La question se pose notamment au niveau des réunions de prière. Si on ne sait rien, on va prier dans le vague. Il est préférable que la prière soit précise. Mais a-t-on besoin de connaître tous les détails ? La réponse est non.
On comprend qu'il ne s'agit donc pas de tout dire ou de ne rien dire. C'est pour cela que nous avons parlé de sagesse, de discernement, d'intelligence et même d'amour. C'est aussi pour cela que la Bible parle du bien ou du mal qui peuvent se faire avec la langue (Jc 3). Chacun doit donc veiller sur lui-même à ce sujet : celui qui se tait devrait savoir ouvrir la bouche et communiquer la grâce par ce moyen (Ep 4.29). Pourquoi se tait-il ? Et celui qui parle devrait parfois s'abstenir, attendre, dire moins. Pourquoi parle-t-il ?

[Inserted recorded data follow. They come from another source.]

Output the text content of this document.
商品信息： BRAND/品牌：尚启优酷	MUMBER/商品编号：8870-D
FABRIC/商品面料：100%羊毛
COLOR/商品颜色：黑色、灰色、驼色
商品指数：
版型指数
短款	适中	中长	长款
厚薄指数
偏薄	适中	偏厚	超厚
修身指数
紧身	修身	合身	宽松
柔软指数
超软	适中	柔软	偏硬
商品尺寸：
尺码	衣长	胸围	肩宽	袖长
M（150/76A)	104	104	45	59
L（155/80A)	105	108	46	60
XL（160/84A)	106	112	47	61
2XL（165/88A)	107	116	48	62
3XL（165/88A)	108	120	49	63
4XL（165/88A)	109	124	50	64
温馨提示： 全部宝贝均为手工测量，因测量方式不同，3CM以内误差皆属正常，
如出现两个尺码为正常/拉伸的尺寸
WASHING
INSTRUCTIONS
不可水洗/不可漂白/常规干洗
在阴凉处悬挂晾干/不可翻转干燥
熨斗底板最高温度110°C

4. Dieu ne nous dit pas tout
La Bible n'est pas une encyclopédie : Dieu ne nous dit pas tout. Quand nous lisons les trois premiers chapitres de la Genèse, il y a bien des éléments que nous aimerions connaître et qui ne s'y trouvent pas. Dieu nous dit ce qu'il est utile que nous sachions, ce que nous avons besoin de connaître. Et nous n'avons pas besoin de tout connaître. La curiosité n'a pas vraiment sa place ici. Elle peut être une sorte de maladie – on pourrait parler d'une épidémie aujourd'hui – qui consiste à s'abreuver d'informations inutiles et de négliger ou d'ignorer celles qui sont importantes pour notre vie2. En un sens, c'est jouer avec la vérité.
Moïse nous avertit de manière explicite : Les choses cachées sont à l'Eternel, notre Dieu ; les choses révélées sont à nous et à nos enfants, pour toujours, afin que nous les mettions en pratique (Dt 29.29). La vie n'est pas un jeu.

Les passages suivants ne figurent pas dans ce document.